Work out how much concrete you need for slabs, footings, or round posts — in cubic yards, cubic metres, or bags.
Pick a pour shape — a rectangular slab or footing, or a round column or fence-post hole — then enter its dimensions and how many identical pours you need. The calculator adds your waste factor on top and works out the number of pre-mixed bags or the cubic yardage to order from a ready-mix truck.
Bagged concrete makes sense for small jobs like fence posts, stepping stones, or a single footing — anything under roughly one cubic yard. Beyond that, a ready-mix truck is almost always cheaper and far less labour, since most suppliers have a minimum delivery of about one cubic yard anyway.
Uneven ground, spillage, and over-digging on footings all eat into your concrete order. A 10% waste factor is the standard rule of thumb for most DIY pours; irregular ground or a first-time pour may warrant 15%.

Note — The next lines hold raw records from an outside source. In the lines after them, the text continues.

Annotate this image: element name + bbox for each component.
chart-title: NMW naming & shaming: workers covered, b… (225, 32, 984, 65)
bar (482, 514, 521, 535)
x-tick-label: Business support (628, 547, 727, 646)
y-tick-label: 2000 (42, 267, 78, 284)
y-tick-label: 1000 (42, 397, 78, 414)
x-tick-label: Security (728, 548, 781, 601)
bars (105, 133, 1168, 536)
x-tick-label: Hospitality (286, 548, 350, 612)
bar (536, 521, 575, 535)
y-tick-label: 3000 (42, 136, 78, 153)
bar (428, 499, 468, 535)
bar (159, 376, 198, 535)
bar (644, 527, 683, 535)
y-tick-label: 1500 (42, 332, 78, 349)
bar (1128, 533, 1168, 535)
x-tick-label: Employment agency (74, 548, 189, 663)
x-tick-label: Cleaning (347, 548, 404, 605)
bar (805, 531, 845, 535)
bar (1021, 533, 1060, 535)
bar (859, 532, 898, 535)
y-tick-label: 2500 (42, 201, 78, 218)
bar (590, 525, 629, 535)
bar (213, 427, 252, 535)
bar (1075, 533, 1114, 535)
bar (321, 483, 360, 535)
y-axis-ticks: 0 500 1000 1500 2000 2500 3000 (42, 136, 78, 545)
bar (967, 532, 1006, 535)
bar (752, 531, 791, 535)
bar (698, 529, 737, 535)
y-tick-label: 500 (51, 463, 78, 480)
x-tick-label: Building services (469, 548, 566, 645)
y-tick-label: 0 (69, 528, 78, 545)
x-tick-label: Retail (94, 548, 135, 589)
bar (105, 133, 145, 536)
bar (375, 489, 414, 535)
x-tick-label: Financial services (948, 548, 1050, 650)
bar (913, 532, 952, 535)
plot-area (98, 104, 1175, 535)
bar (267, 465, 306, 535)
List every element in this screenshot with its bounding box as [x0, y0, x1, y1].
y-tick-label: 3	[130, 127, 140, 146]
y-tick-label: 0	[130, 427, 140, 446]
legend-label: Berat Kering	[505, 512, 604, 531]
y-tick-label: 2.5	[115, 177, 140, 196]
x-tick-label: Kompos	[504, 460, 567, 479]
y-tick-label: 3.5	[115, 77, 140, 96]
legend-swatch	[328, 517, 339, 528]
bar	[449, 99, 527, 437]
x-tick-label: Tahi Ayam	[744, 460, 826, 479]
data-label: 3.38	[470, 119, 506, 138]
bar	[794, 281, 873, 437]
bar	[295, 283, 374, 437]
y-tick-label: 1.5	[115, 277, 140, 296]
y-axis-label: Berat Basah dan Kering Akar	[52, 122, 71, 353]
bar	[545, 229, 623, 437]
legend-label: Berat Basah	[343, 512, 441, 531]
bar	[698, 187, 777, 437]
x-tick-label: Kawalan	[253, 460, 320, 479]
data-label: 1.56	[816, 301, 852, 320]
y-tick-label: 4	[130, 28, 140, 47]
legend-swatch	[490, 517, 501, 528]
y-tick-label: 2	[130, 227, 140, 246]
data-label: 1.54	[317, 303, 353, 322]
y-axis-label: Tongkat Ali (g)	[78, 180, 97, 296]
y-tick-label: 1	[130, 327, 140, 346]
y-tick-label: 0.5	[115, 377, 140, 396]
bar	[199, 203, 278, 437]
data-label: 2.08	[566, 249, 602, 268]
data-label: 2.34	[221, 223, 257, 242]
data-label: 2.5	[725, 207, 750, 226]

An 80lb bag yields about 0.6 cubic feet of concrete, so it takes roughly 45 bags to make one cubic yard (27 cubic feet).
A common rule is one-third to one-half of the post's above-ground height, with a minimum of 24 inches in most residential soil — check local building code for frost-line requirements in colder climates.
Most driveway and patio slabs use either rebar on a grid or welded wire mesh to control cracking and add tensile strength — thin decorative slabs like stepping stones typically don't need it.